Officials: U.S. rebuffed Venezuelan officers plotting a coup
WASHINGTON » The Trump administration met several times last year and early this year with Venezuelan military officers purporting to be dissidents plotting a coup against President Nicolás Maduro, but ultimately rebuffed their requests for assistance, according to U.S. officials.
The operation was small and closely-held, according to one senior official, who described the meetings as “all listening. We listen to anyone who wants to talk to us.”
President Donald Trump, both publicly and privately, has raised the possibility of U.S. military action in Venezuela, although aides have repeatedly dissuaded him, according to a number of officials and people familiar with the episodes, who spoke on the condition of anonymity to discuss foreign policy and intelligence matters.
Maduro has frequently accused the United States of plotting with his opponents and of economic and actual warfare against him.
The outreach by the officers “highlighted the level of desperation” in Venezuela, and the Trump administration was eager to understand what was going on inside the armed forces, according to another person familiar with meetings.
But “we had very little confidence in the ability of these people to do anything, no idea at all about who they represented, and to what extent they had not exposed themselves already,” the person said.
The Venezuelan government did not publicly respond to a report about such meetings, which first appeared Saturday in The New York Times. A spokesman said Maduro or other officials would comment “at the right moment, if they consider it necessary.”
White House National Security Council spokesman Garrett Marquis said in a statement that “the United States government hears daily the concerns of Venezuelans from all walks of life — be they members of the ruling party, the security services, elements of civil society or from among the millions of citizens forced by the regime to flee abroad.”
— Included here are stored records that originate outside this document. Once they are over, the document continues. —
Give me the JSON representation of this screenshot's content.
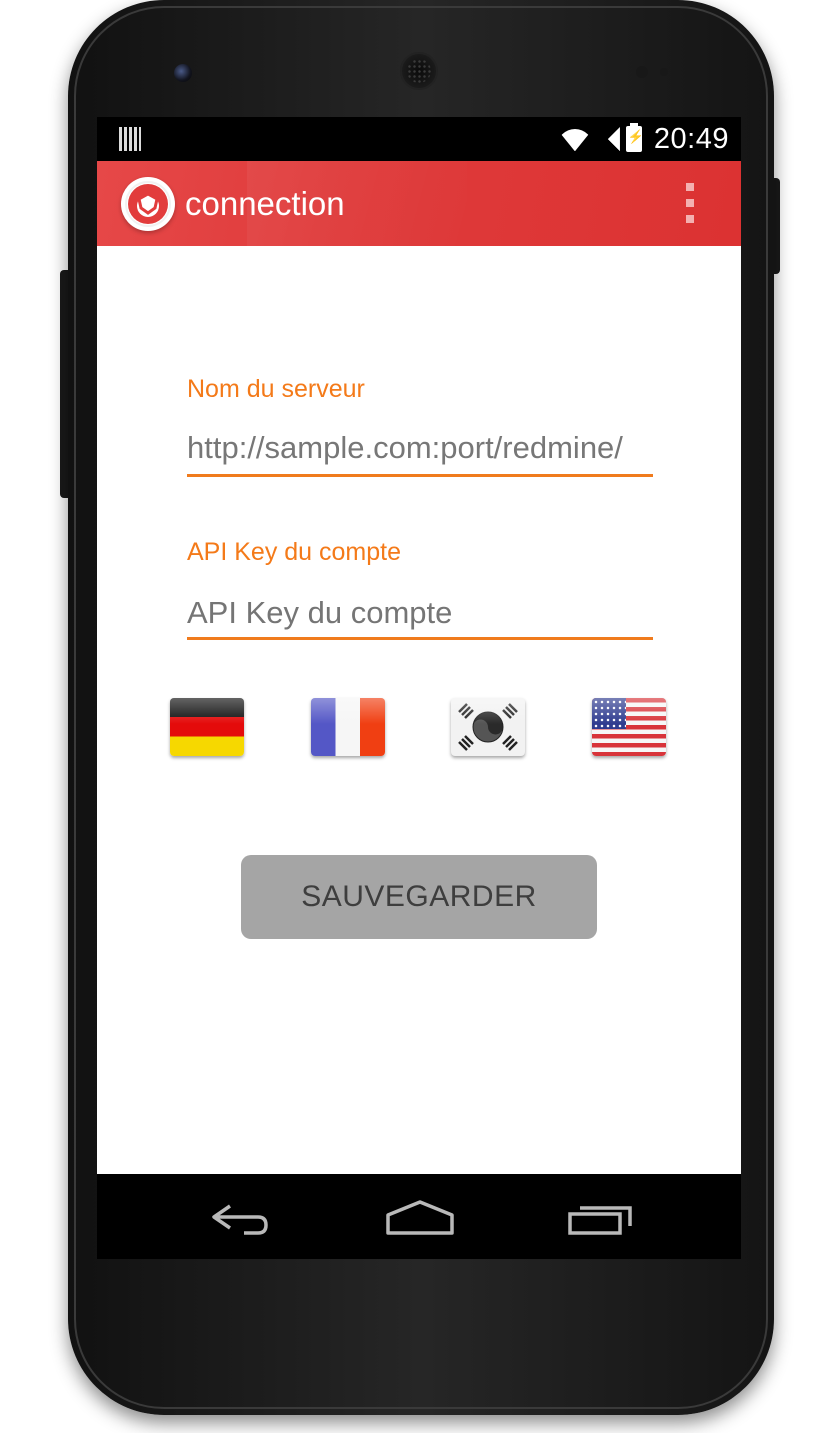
{
  "status_bar": {
    "time": "20:49",
    "icons": [
      "notification-icon",
      "wifi-icon",
      "signal-icon",
      "battery-charging-icon"
    ]
  },
  "app_bar": {
    "title": "connection",
    "logo_icon": "redmine-logo-icon",
    "menu_icon": "overflow-menu-icon",
    "color": "#df3b3b"
  },
  "form": {
    "server": {
      "label": "Nom du serveur",
      "value": "http://sample.com:port/redmine/"
    },
    "api_key": {
      "label": "API Key du compte",
      "placeholder": "API Key du compte"
    },
    "accent_color": "#f47a19"
  },
  "languages": [
    {
      "flag_icon": "flag-germany-icon"
    },
    {
      "flag_icon": "flag-france-icon"
    },
    {
      "flag_icon": "flag-korea-icon"
    },
    {
      "flag_icon": "flag-usa-icon"
    }
  ],
  "save_button": {
    "label": "SAUVEGARDER"
  },
  "nav_bar": {
    "icons": [
      "back-icon",
      "home-icon",
      "recent-apps-icon"
    ]
  }
}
“U.S. policy preference for a peaceful, orderly return to democracy in Venezuela remains unchanged,” the statement said.
Venezuela is in the midst of hyperinflation and severe humanitarian and political crises that have sent millions fleeing to other countries in the hemisphere. In a televised address early this year, Maduro appealed to Pope Francis “to prevent Trump from sending his troops to invade Venezuela.”
Trump has denounced Maduro, who took over in 2013 after the death of revolutionary leader Hugo Chávez, as a “dictator.”